Alfons Botthof arbeitete nach dem Studium der Physik zunächst im Bereich der Softwareentwicklung und in der Ausbildung von Kommunikationselektronikern. Seit 1988 ist er für die VDI/VDE Innovation + Technik GmbH tätig. Seine Arbeitsschwerpunkte umfassen umsetzungsorientierte Innovationsforschung zu Hochtechnologiethemen und damit verbundene sozio-ökonomischen Fragestellungen (IuK-Technologien und deren Anwendungen insb. Mikro- und Systemtechniken, Systemintegration, Internet der Dinge, autonome Systeme). Alfons Botthof leitet die Begleitforschung zum Technologieprogramm "Autonomik für Industrie 4.0 " des Bundesministeriums für Wirtschaft und Energie (BMWi) und ist eingebunden in Prozesse und Netzwerke zur Implementierung und Durchführung des Zukunftsprojektes Industrie 4.0  der Bundesregierung. Alfons Botthof ist stellvertretender Leiter des Bereichs Gesellschaft und Wirtschaft bei der VDI/VDE-IT in Berlin.

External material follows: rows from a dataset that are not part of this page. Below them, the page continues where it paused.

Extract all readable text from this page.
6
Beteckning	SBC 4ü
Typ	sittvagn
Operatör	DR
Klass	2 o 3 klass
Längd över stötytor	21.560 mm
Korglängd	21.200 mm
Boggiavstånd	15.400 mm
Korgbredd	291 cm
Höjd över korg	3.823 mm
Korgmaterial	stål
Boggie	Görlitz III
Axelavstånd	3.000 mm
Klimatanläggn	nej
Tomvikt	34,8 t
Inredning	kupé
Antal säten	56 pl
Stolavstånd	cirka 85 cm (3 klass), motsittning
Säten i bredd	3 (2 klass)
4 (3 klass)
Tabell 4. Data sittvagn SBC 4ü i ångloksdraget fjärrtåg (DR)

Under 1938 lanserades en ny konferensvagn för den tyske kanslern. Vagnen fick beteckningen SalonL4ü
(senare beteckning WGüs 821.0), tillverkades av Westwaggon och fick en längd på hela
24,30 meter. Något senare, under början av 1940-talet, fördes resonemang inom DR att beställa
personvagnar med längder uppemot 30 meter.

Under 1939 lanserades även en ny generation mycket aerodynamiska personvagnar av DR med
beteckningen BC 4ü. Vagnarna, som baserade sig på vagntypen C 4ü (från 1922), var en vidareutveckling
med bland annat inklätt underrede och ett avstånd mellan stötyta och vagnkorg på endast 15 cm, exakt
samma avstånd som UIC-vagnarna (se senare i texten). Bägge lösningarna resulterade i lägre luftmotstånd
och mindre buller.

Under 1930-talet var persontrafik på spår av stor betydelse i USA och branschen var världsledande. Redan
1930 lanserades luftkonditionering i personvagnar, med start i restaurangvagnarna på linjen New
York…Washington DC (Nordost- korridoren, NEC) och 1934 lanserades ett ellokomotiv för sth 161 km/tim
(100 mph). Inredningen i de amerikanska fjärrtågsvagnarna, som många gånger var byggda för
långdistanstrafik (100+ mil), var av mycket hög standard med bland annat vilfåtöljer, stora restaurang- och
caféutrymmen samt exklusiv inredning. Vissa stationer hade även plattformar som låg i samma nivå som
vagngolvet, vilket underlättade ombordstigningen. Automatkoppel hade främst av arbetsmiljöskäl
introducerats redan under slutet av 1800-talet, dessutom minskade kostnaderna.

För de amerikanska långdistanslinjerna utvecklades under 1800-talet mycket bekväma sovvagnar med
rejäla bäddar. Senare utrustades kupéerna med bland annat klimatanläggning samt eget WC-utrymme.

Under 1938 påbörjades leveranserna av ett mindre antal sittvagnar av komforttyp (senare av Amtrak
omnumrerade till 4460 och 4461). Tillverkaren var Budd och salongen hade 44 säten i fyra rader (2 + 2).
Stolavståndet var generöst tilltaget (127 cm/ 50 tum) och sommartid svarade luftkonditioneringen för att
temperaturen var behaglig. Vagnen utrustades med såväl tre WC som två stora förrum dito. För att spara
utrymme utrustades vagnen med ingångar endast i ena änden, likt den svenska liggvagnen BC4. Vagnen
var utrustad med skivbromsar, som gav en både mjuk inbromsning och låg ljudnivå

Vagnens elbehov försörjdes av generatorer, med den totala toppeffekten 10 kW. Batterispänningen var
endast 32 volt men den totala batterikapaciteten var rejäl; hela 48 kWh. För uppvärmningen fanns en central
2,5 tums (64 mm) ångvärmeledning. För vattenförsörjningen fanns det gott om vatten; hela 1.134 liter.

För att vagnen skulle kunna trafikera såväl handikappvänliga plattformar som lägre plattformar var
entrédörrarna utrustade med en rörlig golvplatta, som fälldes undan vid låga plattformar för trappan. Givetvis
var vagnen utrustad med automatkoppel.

Ernst A. Hartmann promovierte 1995  nach dem Studium der Psychologie mit Schwerpunkt Arbeits- und Organisationspsychologie an der RWTH Aachen zu Fragen der Gestaltung industrieller Mensch-Maschine-Systeme. Mitte der   90er war er interner Berater für Organisations- und Prozessentwicklung bei den John Deere Werken Mannheim. Bis 2000 lleitete er an der RWTH Aachen eine Forschungsgruppe. 2002 habilitierte er in Psychologie und erhielt die venia legendi für das Fach Arbeits- und Organisationspsychologie; seitdem ist er Privatdozent für Arbeitssystem- und -prozessgestaltung an der RWTH Aachen. Seit April 2004   ist Hartmann Leiter des Bereichs Gesellschaft und Wirtschaft bei der VDI/VDE-IT in Berlin, seit 2007 zusätzlich einer der Direktoren des Instituts für Innovation und Technik (iit).